"You cannot tackle the problem of depopulation without getting out of the official car"


Luis Antonio Sáez.

Luis Antonio Sáez.
ROSA BELÉN SÁEZ GUILLÉN

Luis Antonio Saez He has a doctorate in Economics, a professor at the University of Zaragoza and director of the Center for Studies on Depopulation and Development of Rural Areas and is one of the leading experts in depopulation from Spain.

-Let's imagine that this interview is read by a senior government official whose powers include the fight against depopulation. What would be the guidelines that you would have to take into account?

-I would bet on three clear guidelines. Work as a team and work on issues in an integrated way because they are all related. Work among all areas of Government, between different levels of Government and with civil society and non-governmental associations.

The challenges are horizontal (aging, innovation, work-life balance, quality of life in rural areas) and yet they continue to be faced in a sectorial or vertical way, which is a nineteenth-century concept.

-What else would you say to that politician?

-That he studies and goes down to the territory. You have to study and see what happens in other places. It happens as with COVID: you have to study what happens in other countries and even in other autonomous communities, but also go down to the hospital floor. You cannot do medicine or therapy or strategies without walking and, of course, walking outside the official car listening to the people, soaking up the territory because the interior of Lugo or Ourense is not the same as the Atlantic facade of Galicia.

-And the third key?

- It takes much more a sporting sense of criticism and debate. Accept criticism, learn from mistakes. There are many success stories that are described, but not analyzed. And running away, that did scare me when I read the Galician strategy, of encyclopedic approaches, of that kind of vacui horror of wanting to cover everything. It is better to make proposals about projects adapted to the territory than not wanting to make an encyclopedia that is later inapplicable. We have to be realist.

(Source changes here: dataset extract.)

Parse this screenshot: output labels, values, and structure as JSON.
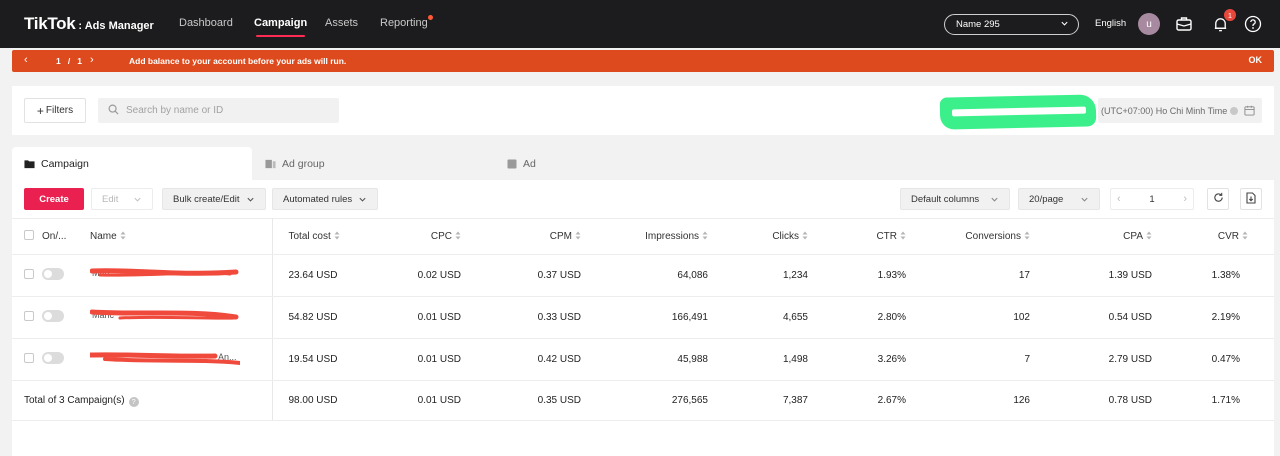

-It does not give you the feeling that for a long time there has been much talk about what needs to be done to avoid depopulation, but in the end nothing is done.

-The policy has a show point: more to look for the effect than to try to face the underlying problem. And depopulation is such a broad subject that it lends itself to being a wild card for everything. I once titled a lecture Why do they call it depopulation when they don't know what to say. Since we have an aging rural environment, we are going to develop the Dependency Law well, which would give a lot of play, adapting it, for example, to the context of small villages in Galicia or the work-life balance in a certain way. Or we are going to execute well the forms of participation that small town councils have.

-Depopulation is a problem that needs long-term measures, and the policy is short-term. Is it going to be impossible to fix the problem of emptied Spain?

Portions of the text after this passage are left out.